Politikverdrossenheit der Jugend

6 Millionen Wahlberechtigte unter 30 Jahren mieden Registrierung an Parlamentswahlen Südafrikas

(2010sdafrika-Redaktion)

Die Parlamentswahlen 2019 dominieren als Dauerthema die Berichterstattung in Südafrika. TV, Radio und Online-Medien spekulieren über den finalen Ausgang der sechsten Wahlen für die Nationalversammlung und die neun Provinzparlamente. Die Wahlkommission IEC veröffentlicht auf ihrer Webseite im Live-Modus die Auszählergebnisse der einzelnen Wahlstationen und lässt erkennen, dass der ANC nicht so stark abschneidet wie vor 5 Jahren. Auffallend ist die diesjährige Politikverdrossenheit unter den jungen Menschen.

© Die sechsten Parlamentswahlen Südafrikas vom 8. Mai 2019 sind geprägt vom Fernbleiben der Jugend. Sechs Millionen junge Wahlberechtigte unter 30 Jahren mieden die Registrierung an den Wahlen. (Quelle: flickr/ United Nations Photo)
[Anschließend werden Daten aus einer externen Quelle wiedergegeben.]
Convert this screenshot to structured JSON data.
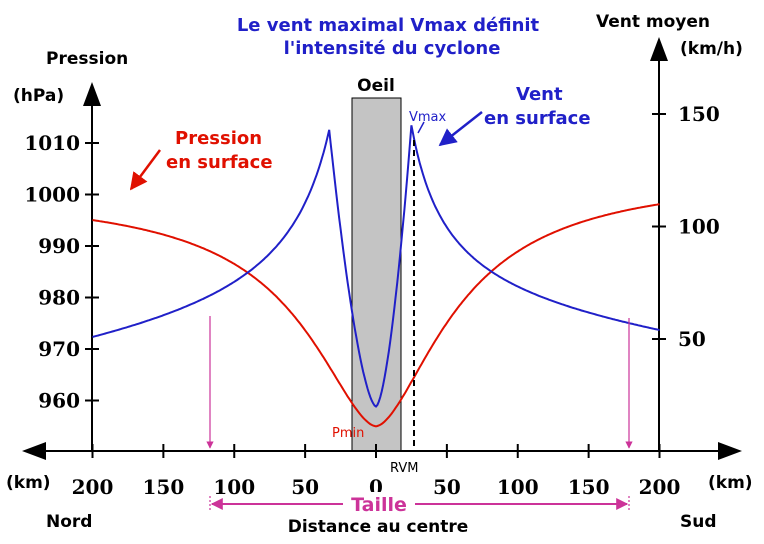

Rund 27 Millionen Südafrikaner ließen sich registrieren, um an den Wahlen überhaupt teilnehmen zu können. Denn mangels eines klassischen Melderegisters ist eine Registrierung in Südafrika erforderlich, um von seinem Wahlrecht überhaupt Gebrauch machen zu können, für welches Nelson Mandela die besten Jahre seines Lebens im Gefängnis aufopferte. Rund 25 Jahre nach dem Ende der Apartheid zeigt sich, dass die Jugend der Regenbogennation den Bezug zu den demokratischen Errungenschaften mittlerweile verloren hat.

Die langen Menschenschlangen an den Wahlurnen des Landes haben deutlich gemacht, so berichten es mehrere Wahlbeobachter in den sozialen Medien, dass vor allem Ältere anstanden. Nach aktuellen statistischen Erhebungen haben sich sechs Millionen junge Südafrikaner unter 30 Jahren, der Großteil davon Schwarze, für die diesjährigen Wahlen nicht einmal registrieren lassen. Es ist die Rede von einer immensen Politikverdrossenheit, jedoch dürfte vielmehr die Parteienverdrossenheit für das mangelnde Interesse verantwortlich sein. Denn die Jugendlichen sind durchaus politisch interessiert.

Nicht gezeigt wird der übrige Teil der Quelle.